Oh, and they probably evaluate the professor’s teaching ability, too, somewhere in there.
Iowa recently incurred national attention after a bill was brought to light that would effectively make the continued employment of professors dependent on these types of student evaluations.
The bill is not likely to pass, as it was introduced almost four months ago and has languished in the education committee ever since. However, it has generated national conversation on the role of TCEs when determining professor effectiveness.
The sponsor of the bill, Republican Sen. Mark Chelgren, told The Chronicle of Higher Education that the bill was inspired by rising college costs nationwide.
“There doesn’t seem to be any [stipulation] where the professor understands that when they leave at the end of the school year, they’re leaving with a couple hundred thousand dollars,” Chelgren said, “but that the students they’re teaching are paying huge amounts of money to be there. … I would say that the professors need to understand that their customers are those students.”
While Chelgren appears to be almost entirely ignoring the presence of adjunct professors and graduate teaching assistants — most of whom are hardly leaving each school year with “a couple hundred thousand dollars” — his argument revealed a much more insidious perspective.
Yes, students are paying to attend university, and many are paying through the nose. But that only entitles them to a good education, not good grades. For many filling out TCEs, those lines are blurry. While some students may be mature enough to recognize that a harsh grader does not make a bad teacher, others may not be.
Professor Philip Stark, a statistics professor at the University of California, Berkeley, published a study about the effectiveness of course evaluations. His team found that, while students can evaluate some aspects of teaching, TCEs are “at best tenuously connected” to evaluating teaching effectiveness.
This comes about as a result of various factors: Response rates may be less than 100 percent, making students who are particularly satisfied or upset with a course being more likely to fill out the evaluation. Sample sizes for smaller classes are smaller and more prone to bias.

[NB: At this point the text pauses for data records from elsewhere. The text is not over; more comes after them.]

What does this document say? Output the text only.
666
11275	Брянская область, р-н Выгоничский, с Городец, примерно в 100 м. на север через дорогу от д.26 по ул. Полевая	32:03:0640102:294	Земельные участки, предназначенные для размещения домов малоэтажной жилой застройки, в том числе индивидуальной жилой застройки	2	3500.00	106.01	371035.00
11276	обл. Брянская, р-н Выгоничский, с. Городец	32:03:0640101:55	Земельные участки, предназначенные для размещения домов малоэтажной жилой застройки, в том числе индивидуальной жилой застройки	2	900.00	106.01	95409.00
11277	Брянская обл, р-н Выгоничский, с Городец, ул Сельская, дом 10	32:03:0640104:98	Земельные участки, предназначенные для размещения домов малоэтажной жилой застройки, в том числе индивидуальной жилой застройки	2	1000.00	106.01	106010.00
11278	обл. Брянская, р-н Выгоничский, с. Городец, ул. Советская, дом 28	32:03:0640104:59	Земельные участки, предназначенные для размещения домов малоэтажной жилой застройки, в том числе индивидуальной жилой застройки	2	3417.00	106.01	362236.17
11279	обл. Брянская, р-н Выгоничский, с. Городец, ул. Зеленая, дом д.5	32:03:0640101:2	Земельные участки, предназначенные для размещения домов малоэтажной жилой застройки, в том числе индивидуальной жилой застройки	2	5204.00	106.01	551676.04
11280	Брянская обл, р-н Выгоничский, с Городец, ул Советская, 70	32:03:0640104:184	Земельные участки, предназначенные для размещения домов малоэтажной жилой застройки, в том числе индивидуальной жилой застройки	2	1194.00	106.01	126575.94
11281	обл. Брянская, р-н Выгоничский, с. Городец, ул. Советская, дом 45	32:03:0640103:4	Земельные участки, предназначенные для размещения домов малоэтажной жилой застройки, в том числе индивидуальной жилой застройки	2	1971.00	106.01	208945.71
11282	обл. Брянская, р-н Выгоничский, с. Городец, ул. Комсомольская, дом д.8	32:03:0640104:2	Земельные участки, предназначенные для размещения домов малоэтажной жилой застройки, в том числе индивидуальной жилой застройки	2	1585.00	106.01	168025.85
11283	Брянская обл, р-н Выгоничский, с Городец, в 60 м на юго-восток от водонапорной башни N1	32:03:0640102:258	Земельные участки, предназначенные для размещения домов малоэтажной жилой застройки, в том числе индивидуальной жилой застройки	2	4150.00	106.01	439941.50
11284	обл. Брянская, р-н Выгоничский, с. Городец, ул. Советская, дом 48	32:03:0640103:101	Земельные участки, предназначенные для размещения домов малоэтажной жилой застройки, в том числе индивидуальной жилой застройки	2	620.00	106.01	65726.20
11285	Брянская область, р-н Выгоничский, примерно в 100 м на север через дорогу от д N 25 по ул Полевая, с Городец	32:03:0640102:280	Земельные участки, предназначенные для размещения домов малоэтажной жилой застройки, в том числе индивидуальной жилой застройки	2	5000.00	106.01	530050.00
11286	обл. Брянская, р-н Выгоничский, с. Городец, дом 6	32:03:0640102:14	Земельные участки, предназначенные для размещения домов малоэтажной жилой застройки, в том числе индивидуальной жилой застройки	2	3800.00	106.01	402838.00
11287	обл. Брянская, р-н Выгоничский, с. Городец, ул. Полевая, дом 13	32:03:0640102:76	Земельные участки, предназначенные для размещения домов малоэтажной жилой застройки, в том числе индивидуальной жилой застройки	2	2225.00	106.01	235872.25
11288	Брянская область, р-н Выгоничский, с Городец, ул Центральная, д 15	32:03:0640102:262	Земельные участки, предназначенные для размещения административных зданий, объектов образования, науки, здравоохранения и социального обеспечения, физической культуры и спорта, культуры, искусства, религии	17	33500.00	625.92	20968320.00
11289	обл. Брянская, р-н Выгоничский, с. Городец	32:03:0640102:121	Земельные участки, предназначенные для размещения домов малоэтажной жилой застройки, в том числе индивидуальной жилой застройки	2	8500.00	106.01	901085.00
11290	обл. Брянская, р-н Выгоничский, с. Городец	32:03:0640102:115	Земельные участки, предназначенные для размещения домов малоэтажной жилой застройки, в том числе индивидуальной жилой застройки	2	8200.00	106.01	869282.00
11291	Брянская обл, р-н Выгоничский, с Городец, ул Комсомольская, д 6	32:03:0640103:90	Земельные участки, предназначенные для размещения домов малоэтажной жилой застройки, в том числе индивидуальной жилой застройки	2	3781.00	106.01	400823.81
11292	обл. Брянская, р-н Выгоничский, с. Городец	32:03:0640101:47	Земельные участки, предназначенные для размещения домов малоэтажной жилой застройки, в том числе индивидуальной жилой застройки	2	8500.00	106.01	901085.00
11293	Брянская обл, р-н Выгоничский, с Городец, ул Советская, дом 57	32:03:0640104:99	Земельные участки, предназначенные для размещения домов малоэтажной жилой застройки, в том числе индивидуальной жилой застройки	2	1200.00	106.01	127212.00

Furthermore, it is not statistically possible for every professor to be “above average,” even if they are a perfectly fine teacher. Student interest in the courses affects evaluations. The fact that freshmen have less experience than seniors affects evaluations. The list goes on.
There are new studies being published every year that show that ratings of “effectiveness” can be incredibly subjective and depend on factors such as race and gender. White, male professors get higher ratings, even when all else is held equal.
For example, in a North Carolina study where students took the same online course, they ranked a female professor higher when she pretended to be male, and a male professor lower when he pretended to be female.
The effectiveness of TCEs can swing the other way as well — from a record that is too harsh to a record that is too soft.
“If I knew my course evaluation could get someone fired, I wouldn’t change the way I fill them out,” said Ian Barton, a UA pre-business freshman, when asked whether he would grade more harshly if he knew a professor’s retention rested on his evaluation. “I wouldn’t want to purposefully fire someone.”
Some students could go even further than Barton and, in an effort to view tough teaching situations with maturity, sugarcoat their evaluations — making them an even less effective metric.
Should teacher course evaluations be taken into account when evaluating professors? Absolutely. But these evaluations should occur holistically. More importantly, the concept of “student as customer” needs to be considered very carefully.
Perhaps it’s noble of the Iowa lawmakers to consider students mature enough to balance their evaluations. But, it could also be an incorrect assumption.